The Christian message doesn’t use the word “identity” to describe us, but it does use terms around that idea. And the guts of the message is this: Your identity – the one you truly need and that will hold you in good stead in this life and the next – is given to you as a gracious act by God.
Here’s a fact: The satisfaction or otherwise that we have in our identities is not derived from how we think about ourselves, but from how others do. We forge identities in the face of others, and take our meaning from the approval or disapproval of others. Only the extreme narcissist does not do this, and that never works out well for them.
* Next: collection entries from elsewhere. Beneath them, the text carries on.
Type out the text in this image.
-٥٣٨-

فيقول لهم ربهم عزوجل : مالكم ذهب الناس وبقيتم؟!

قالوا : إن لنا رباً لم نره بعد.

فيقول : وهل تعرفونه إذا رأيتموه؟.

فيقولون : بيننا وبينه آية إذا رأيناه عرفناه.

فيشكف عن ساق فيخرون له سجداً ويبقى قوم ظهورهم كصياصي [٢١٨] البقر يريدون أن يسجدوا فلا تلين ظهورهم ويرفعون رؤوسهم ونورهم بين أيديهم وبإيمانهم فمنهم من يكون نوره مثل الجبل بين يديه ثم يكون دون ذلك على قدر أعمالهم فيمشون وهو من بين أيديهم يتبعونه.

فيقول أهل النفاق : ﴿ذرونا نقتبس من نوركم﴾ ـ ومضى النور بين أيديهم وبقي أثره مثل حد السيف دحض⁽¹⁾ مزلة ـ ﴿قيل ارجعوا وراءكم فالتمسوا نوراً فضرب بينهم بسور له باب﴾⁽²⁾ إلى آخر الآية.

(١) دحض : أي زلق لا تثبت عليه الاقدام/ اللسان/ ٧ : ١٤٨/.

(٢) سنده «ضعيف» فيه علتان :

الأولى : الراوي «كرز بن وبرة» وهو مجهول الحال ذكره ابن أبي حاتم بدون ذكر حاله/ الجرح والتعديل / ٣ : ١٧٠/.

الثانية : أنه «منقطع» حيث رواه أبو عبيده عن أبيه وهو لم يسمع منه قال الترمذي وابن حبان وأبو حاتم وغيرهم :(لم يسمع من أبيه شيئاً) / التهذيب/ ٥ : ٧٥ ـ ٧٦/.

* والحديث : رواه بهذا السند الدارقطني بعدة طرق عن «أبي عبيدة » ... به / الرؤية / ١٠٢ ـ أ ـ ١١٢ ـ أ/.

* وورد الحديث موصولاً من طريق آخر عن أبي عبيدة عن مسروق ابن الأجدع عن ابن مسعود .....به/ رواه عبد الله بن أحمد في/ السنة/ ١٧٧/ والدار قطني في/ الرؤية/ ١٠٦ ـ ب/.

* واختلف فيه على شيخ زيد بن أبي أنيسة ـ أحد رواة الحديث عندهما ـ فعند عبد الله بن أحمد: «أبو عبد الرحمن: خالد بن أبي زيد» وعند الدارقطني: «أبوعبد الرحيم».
The gospel message is that the deep approval we seek is actually the approval of God. And guess what? He gifts us that approval as we find our identity not in who we are and what we have done for ourselves, but in who God is and what he has done for us in His Son, the Lord Jesus Christ. Our identity is wrapped up in who God says we are.
We are lots of other things to as we traverse through the world: male or female, brother or sister, parent or child, worker, friend. Lots of things. But these are all given meaning, and given limitations, through the identity we have in Jesus.
What do I mean by limitations? Well, we don’t determine our worth by the number of friends we have, or whether we are a great friend to someone. We are not identified by that job that we love doing and is extremely satisfying, or that job that we have to go to that’s a drudgery and that we find meaningless. We are not defined ultimately by the identity we forge from our life partner or our romantic relationships. Or even if we’re male or female.
We’re defined by God. And the Scriptures have lots of good identity markers in it for those who belong to God: identity markers that are all good news, and not terrifying news, because in the end our identity – who we are – is not ultimately determined by us, but by a good, loving, all-knowing God.
I think that’s a liberating message for our world that is scratching around for, but failing to find, stable identity markers.